Derzeit arbeiten die Fachvertretungen der Rheumatologen, die Krankenkassen und die Rheuma-Liga an einem strukturierten Behandlungsprogramm für rheumatoide Arthritis, das diesen Punkt berücksichtigt. In Überarbeitung ist aktuell auch ein Informations- und Schulungsprogramm für Patienten mit rheumatoider Arthritis – der häufigsten entzündlichen Rheumaerkrankung –, das bundesweit von der Rheuma-Liga zusammen mit den Rheumatologen umgesetzt wird. Diese Maßnahmen zielen auf eine systematische Erfassung und Behandlung von Begleiterkrankungen ab. Sie können aber ein entscheidendes Problem der Rheumatologie in Deutschland nicht beheben: die niedrige Zahl der internistischen Rheumatologen. Hier müssen von der Politik strukturelle Änderungen in der Versorgung umgesetzt werden, besonders vor dem Hintergrund einer alternden Bevölkerung und damit einer weiter steigenden Zahl von Rheumapatienten.

Was kann ich als Patient selbst tun, um das Risiko einer Begleiterkrankung zu senken?

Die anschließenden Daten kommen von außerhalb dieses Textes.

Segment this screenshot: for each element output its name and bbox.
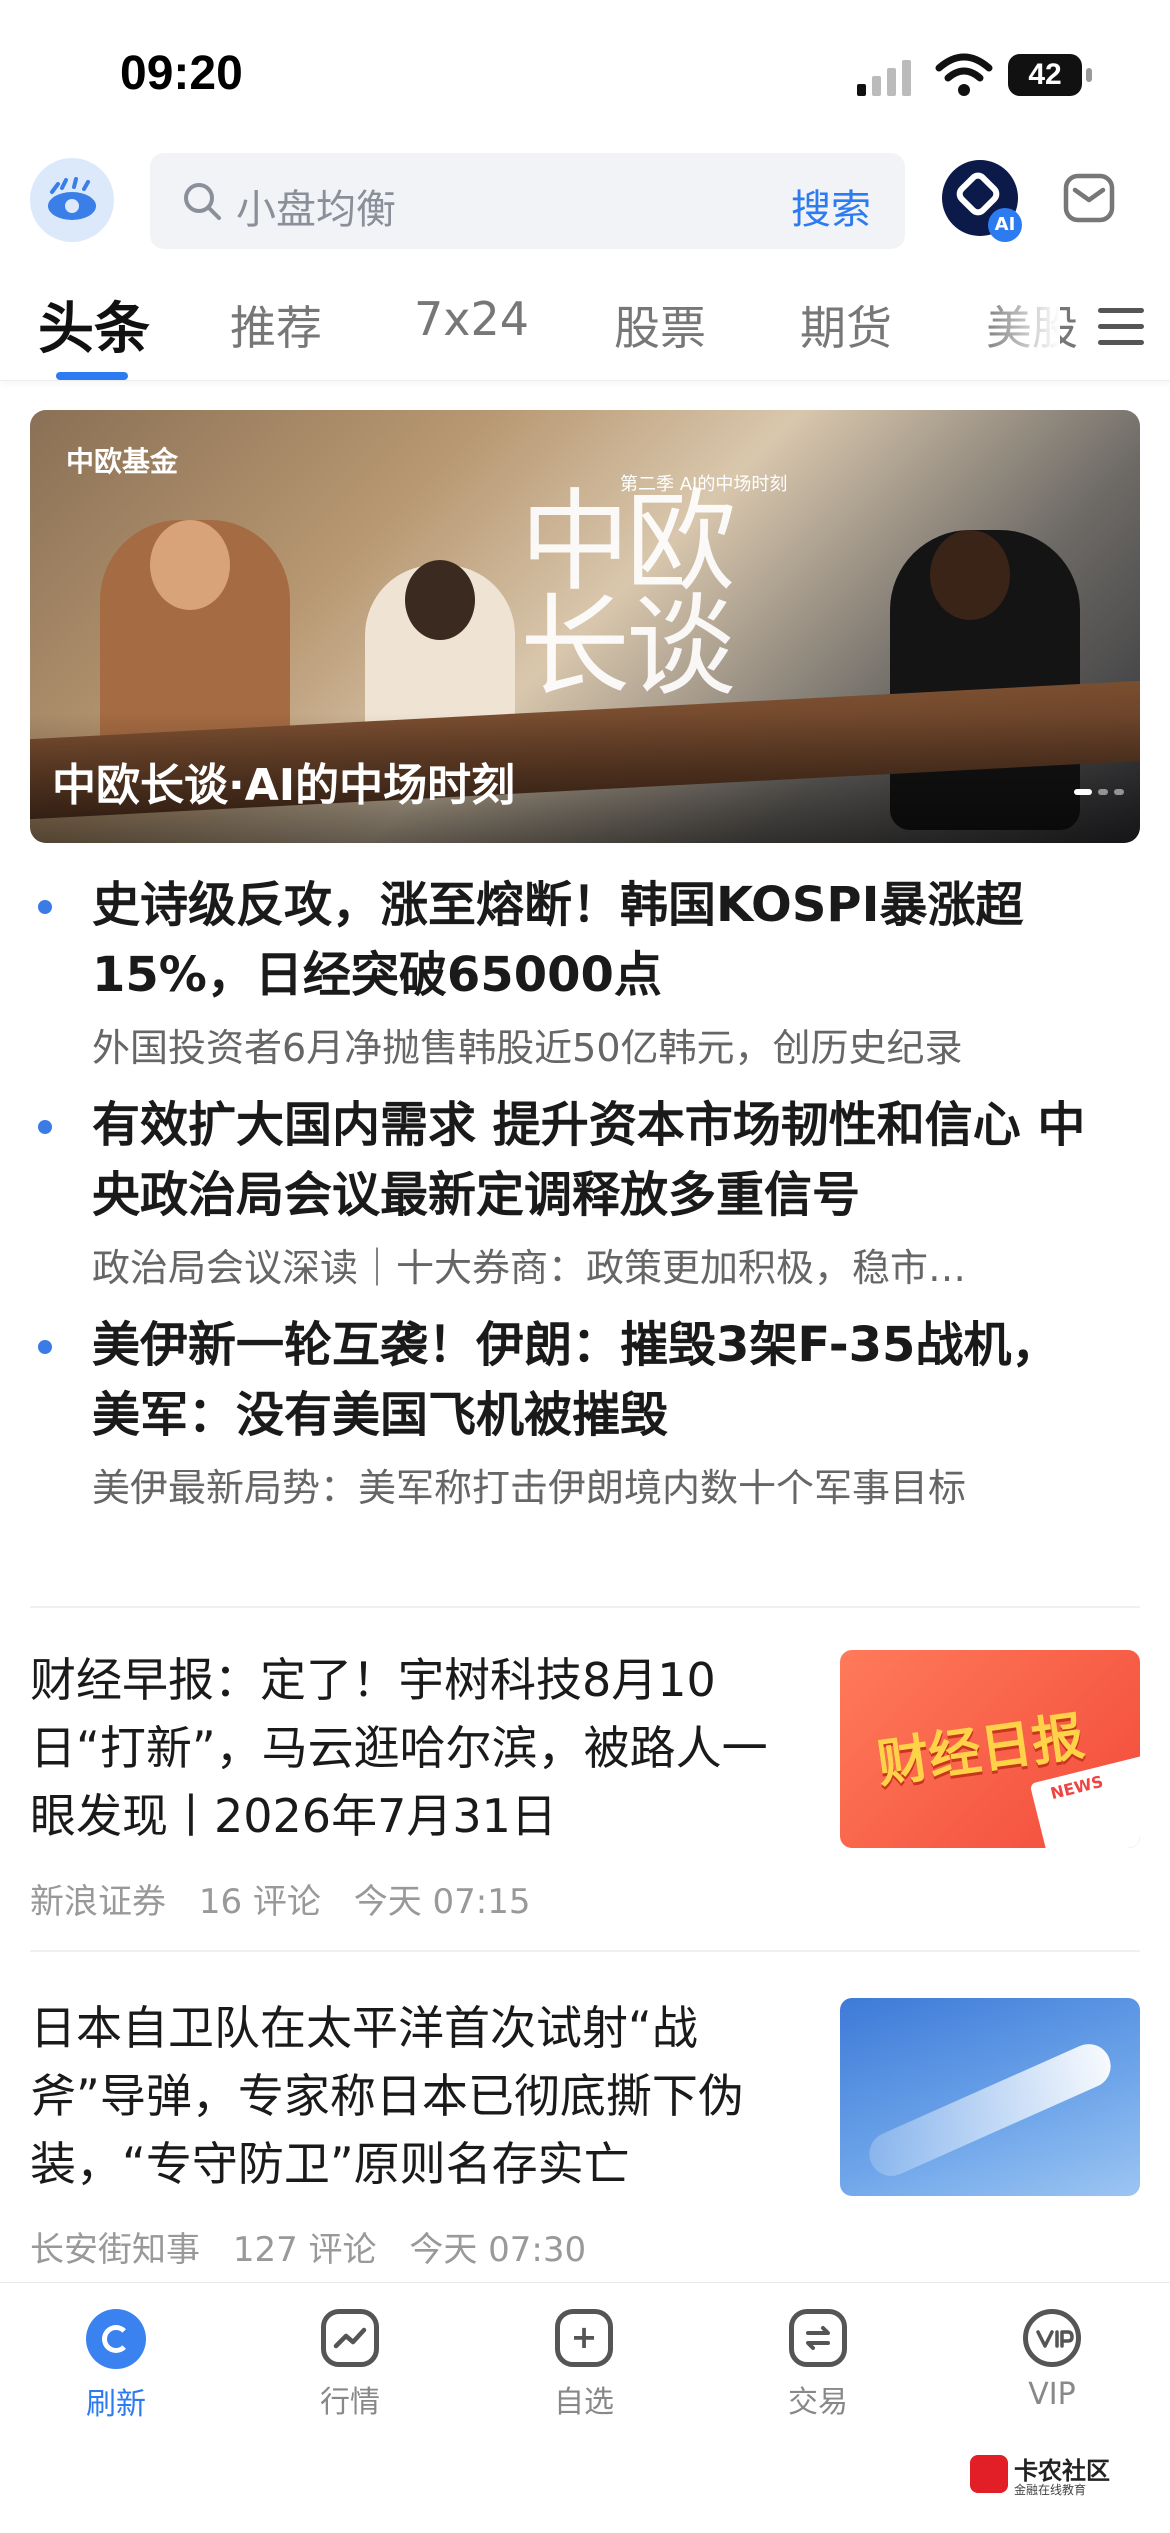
bullet-dot xyxy=(38,900,52,914)
tab-headlines[interactable]: 头条 xyxy=(38,284,150,365)
divider xyxy=(30,1606,1140,1608)
news-source: 长安街知事 xyxy=(30,2230,200,2270)
news-meta: 长安街知事 127 评论 今天 07:30 xyxy=(30,2222,608,2271)
search-icon xyxy=(184,183,221,220)
headline-title[interactable]: 有效扩大国内需求 提升资本市场韧性和信心 中央政治局会议最新定调释放多重信号 xyxy=(92,1090,1102,1230)
nav-trade[interactable]: 交易 xyxy=(738,2309,898,2421)
mail-icon[interactable] xyxy=(1062,172,1116,224)
carousel-dots xyxy=(1068,780,1124,799)
headline-title[interactable]: 美伊新一轮互袭！伊朗：摧毁3架F-35战机，美军：没有美国飞机被摧毁 xyxy=(92,1310,1102,1450)
ai-assistant-button[interactable]: AI xyxy=(942,160,1022,242)
headline-title[interactable]: 史诗级反攻，涨至熔断！韩国KOSPI暴涨超15%，日经突破65000点 xyxy=(92,870,1102,1010)
headline-subtitle[interactable]: 外国投资者6月净抛售韩股近50亿韩元，创历史纪录 xyxy=(92,1020,1102,1076)
nav-label: 自选 xyxy=(554,2385,614,2420)
nav-label: 行情 xyxy=(320,2385,380,2420)
news-time: 今天 07:15 xyxy=(353,1882,531,1922)
headline-subtitle[interactable]: 美伊最新局势：美军称打击伊朗境内数十个军事目标 xyxy=(92,1460,1102,1516)
bullet-dot xyxy=(38,1340,52,1354)
search-button[interactable]: 搜索 xyxy=(791,177,871,235)
vip-icon xyxy=(1023,2309,1081,2367)
nav-label: 刷新 xyxy=(86,2387,146,2422)
nav-market[interactable]: 行情 xyxy=(270,2309,430,2421)
sina-logo-icon[interactable] xyxy=(30,158,114,242)
news-source: 新浪证券 xyxy=(30,1882,166,1922)
news-meta: 新浪证券 16 评论 今天 07:15 xyxy=(30,1874,553,1923)
add-icon: + xyxy=(555,2309,613,2367)
tab-stocks[interactable]: 股票 xyxy=(614,292,706,358)
nav-refresh[interactable]: 刷新 xyxy=(36,2309,196,2423)
banner-brand: 中欧基金 xyxy=(66,445,179,478)
exchange-icon xyxy=(789,2309,847,2367)
status-time: 09:20 xyxy=(120,47,243,100)
bullet-dot xyxy=(38,1120,52,1134)
missile-trail xyxy=(862,2037,1118,2183)
promo-banner[interactable]: 中欧基金 第二季 AI的中场时刻 中欧长谈 中欧长谈·AI的中场时刻 xyxy=(30,410,1140,843)
headline-subtitle[interactable]: 政治局会议深读｜十大券商：政策更加积极，稳市… xyxy=(92,1240,1102,1296)
battery-level: 42 xyxy=(1028,58,1062,91)
news-title[interactable]: 财经早报：定了！宇树科技8月10日“打新”，马云逛哈尔滨，被路人一眼发现丨202… xyxy=(30,1646,800,1850)
search-placeholder: 小盘均衡 xyxy=(236,187,396,233)
chart-icon xyxy=(321,2309,379,2367)
search-header: 小盘均衡 搜索 AI xyxy=(0,150,1170,260)
watermark-sub: 金融在线教育 xyxy=(1014,2483,1087,2497)
watermark: 卡农社区 金融在线教育 xyxy=(970,2449,1160,2503)
news-title[interactable]: 日本自卫队在太平洋首次试射“战斧”导弹，专家称日本已彻底撕下伪装，“专守防卫”原… xyxy=(30,1994,800,2198)
menu-icon[interactable] xyxy=(1098,308,1144,346)
bottom-navigation: 刷新 行情 + 自选 交易 VIP 卡农社区 金融在线教育 xyxy=(0,2282,1170,2533)
news-card[interactable]: 财经早报：定了！宇树科技8月10日“打新”，马云逛哈尔滨，被路人一眼发现丨202… xyxy=(30,1646,1140,1966)
headline-item[interactable]: 有效扩大国内需求 提升资本市场韧性和信心 中央政治局会议最新定调释放多重信号 政… xyxy=(0,1090,1170,1296)
kanong-logo-icon xyxy=(970,2455,1008,2493)
news-thumbnail[interactable]: 财经日报 NEWS xyxy=(840,1650,1140,1848)
headline-item[interactable]: 美伊新一轮互袭！伊朗：摧毁3架F-35战机，美军：没有美国飞机被摧毁 美伊最新局… xyxy=(0,1310,1170,1516)
cellular-signal-icon xyxy=(857,60,911,96)
tab-7x24[interactable]: 7x24 xyxy=(414,292,529,346)
headline-list: 史诗级反攻，涨至熔断！韩国KOSPI暴涨超15%，日经突破65000点 外国投资… xyxy=(0,870,1170,1530)
active-tab-indicator xyxy=(56,372,128,380)
refresh-icon xyxy=(86,2309,146,2369)
wifi-icon xyxy=(935,53,993,96)
news-card[interactable]: 日本自卫队在太平洋首次试射“战斧”导弹，专家称日本已彻底撕下伪装，“专守防卫”原… xyxy=(30,1994,1140,2314)
headline-item[interactable]: 史诗级反攻，涨至熔断！韩国KOSPI暴涨超15%，日经突破65000点 外国投资… xyxy=(0,870,1170,1076)
nav-label: VIP xyxy=(1028,2377,1076,2412)
news-thumbnail[interactable] xyxy=(840,1998,1140,2196)
nav-vip[interactable]: VIP xyxy=(972,2309,1132,2412)
status-bar: 09:20 42 xyxy=(0,0,1170,140)
news-comments[interactable]: 16 评论 xyxy=(199,1882,321,1922)
ai-badge: AI xyxy=(988,208,1022,242)
battery-icon: 42 xyxy=(1008,54,1092,96)
nav-watchlist[interactable]: + 自选 xyxy=(504,2309,664,2421)
search-bar[interactable]: 小盘均衡 搜索 xyxy=(150,153,905,249)
channel-tabs: 头条 推荐 7x24 股票 期货 美股 xyxy=(0,270,1170,381)
banner-caption: 中欧长谈·AI的中场时刻 xyxy=(52,760,516,811)
tab-futures[interactable]: 期货 xyxy=(800,292,892,358)
banner-show-title: 中欧长谈 xyxy=(520,478,736,711)
tab-recommend[interactable]: 推荐 xyxy=(230,292,322,358)
news-comments[interactable]: 127 评论 xyxy=(233,2230,377,2270)
news-time: 今天 07:30 xyxy=(409,2230,587,2270)
nav-label: 交易 xyxy=(788,2385,848,2420)
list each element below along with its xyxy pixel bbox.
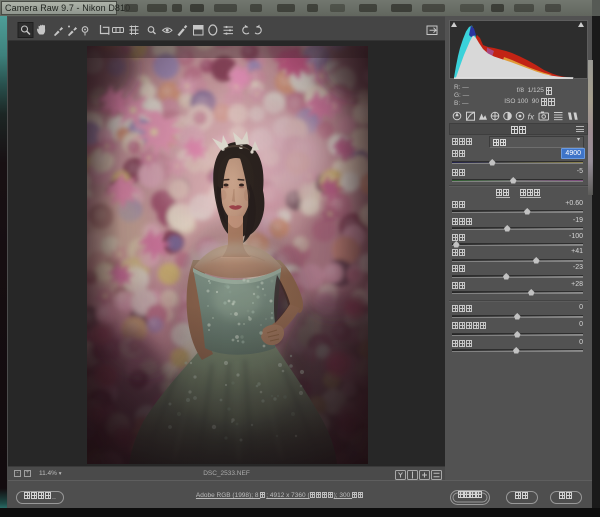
svg-text:fx: fx xyxy=(528,112,535,122)
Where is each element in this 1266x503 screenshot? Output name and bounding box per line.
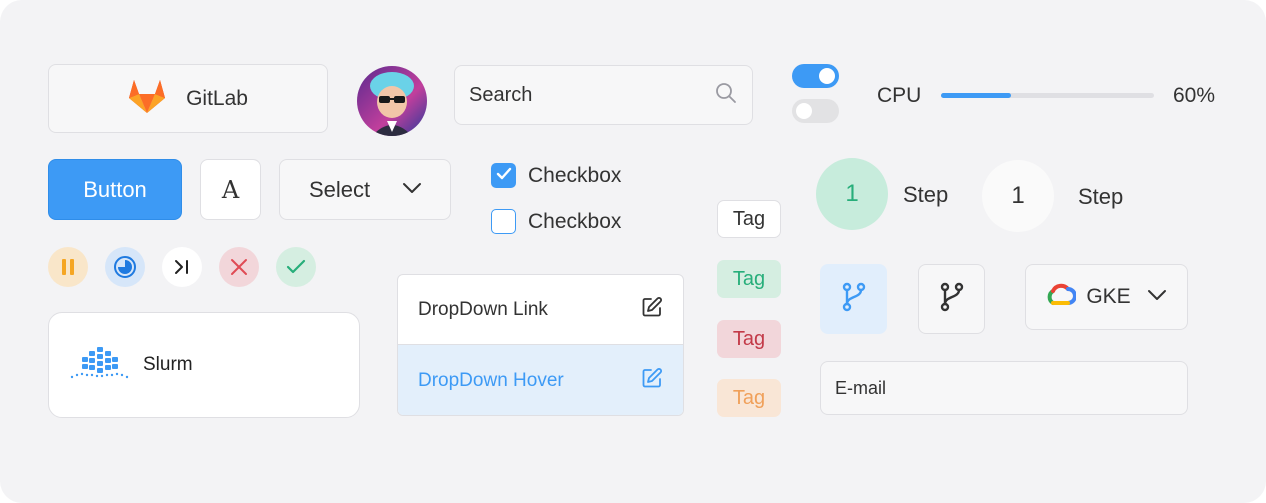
slurm-logo xyxy=(69,345,133,386)
checkbox-unchecked[interactable] xyxy=(491,209,516,234)
step-label: Step xyxy=(1078,184,1124,209)
pause-icon[interactable] xyxy=(48,247,88,287)
tag-warning[interactable]: Tag xyxy=(717,379,781,417)
toggle-off[interactable] xyxy=(792,99,839,123)
gitlab-button[interactable]: GitLab xyxy=(48,64,328,133)
skip-icon[interactable] xyxy=(162,247,202,287)
toggle-on[interactable] xyxy=(792,64,839,88)
search-box[interactable] xyxy=(454,65,753,125)
chevron-down-icon xyxy=(402,181,422,199)
step-label: Step xyxy=(903,182,949,207)
tag-default[interactable]: Tag xyxy=(717,200,781,238)
branch-button-active[interactable] xyxy=(820,264,887,334)
edit-icon xyxy=(641,296,663,324)
cpu-label: CPU xyxy=(877,84,922,107)
chevron-down-icon xyxy=(1147,288,1167,306)
email-field[interactable] xyxy=(835,377,1165,399)
tag-danger[interactable]: Tag xyxy=(717,320,781,358)
dropdown-menu: DropDown Link DropDown Hover xyxy=(397,274,684,416)
primary-button[interactable]: Button xyxy=(48,159,182,220)
step-indicator[interactable]: 1 xyxy=(982,160,1054,232)
avatar[interactable] xyxy=(357,66,427,136)
search-input[interactable] xyxy=(469,83,689,107)
gke-select[interactable]: GKE xyxy=(1025,264,1188,330)
checkbox-label: Checkbox xyxy=(528,164,622,187)
cpu-progress-fill xyxy=(941,93,1012,98)
font-button[interactable]: A xyxy=(200,159,261,220)
dropdown-item-label: DropDown Hover xyxy=(418,369,564,391)
checkbox-label: Checkbox xyxy=(528,210,622,233)
checkbox-checked[interactable] xyxy=(491,163,516,188)
gke-label: GKE xyxy=(1086,285,1131,308)
select-dropdown[interactable]: Select xyxy=(279,159,451,220)
check-icon xyxy=(496,167,512,185)
toggle-knob xyxy=(819,68,835,84)
tag-success[interactable]: Tag xyxy=(717,260,781,298)
branch-icon xyxy=(841,282,867,317)
dropdown-item-label: DropDown Link xyxy=(418,298,548,320)
dropdown-item-link[interactable]: DropDown Link xyxy=(398,275,683,345)
gitlab-label: GitLab xyxy=(186,86,248,110)
dropdown-item-hover[interactable]: DropDown Hover xyxy=(398,345,683,415)
step-indicator-active[interactable]: 1 xyxy=(816,158,888,230)
branch-button[interactable] xyxy=(918,264,985,334)
edit-icon xyxy=(641,367,663,395)
slurm-label: Slurm xyxy=(143,354,193,375)
toggle-knob xyxy=(796,103,812,119)
search-icon[interactable] xyxy=(714,81,738,110)
gitlab-icon xyxy=(128,78,166,119)
select-label: Select xyxy=(309,176,371,202)
cpu-progress-bar xyxy=(941,93,1154,98)
progress-icon[interactable] xyxy=(105,247,145,287)
branch-icon xyxy=(939,282,965,317)
check-icon[interactable] xyxy=(276,247,316,287)
email-field-box[interactable] xyxy=(820,361,1188,415)
close-icon[interactable] xyxy=(219,247,259,287)
slurm-card[interactable]: Slurm xyxy=(48,312,360,418)
google-cloud-icon xyxy=(1044,283,1077,312)
cpu-value: 60% xyxy=(1173,84,1216,107)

Das Stichwort lautet Selbst-Management. Es bedeutet einerseits, die Therapievorgaben konsequent einzuhalten: Medikamente nach Plan einnehmen, Kontrollen einhalten und mögliche Konsequenzen aus diesen Kontrollen umsetzen. Es bedeutet aber auch Engagement jenseits von Tabletten und Arztbesuchen. Gemeint sind regelmäßige Bewegung, gesunde Ernährung, eine Anpassung des Lebensstils auf die Erkrankung und – soweit nicht längst geschehen – ein sofortiger Rauchstopp. Das ist eine lebenslange, schwere Aufgabe, die aber belohnt wird: mit einer besseren Kontrolle der Erkrankung, weniger Schmerzen, mehr Beweglichkeit und Teilhabe am täglichen Leben, der Vermeidung von Behinderung und einer in allen Bereichen gesteigerten Lebensqualität.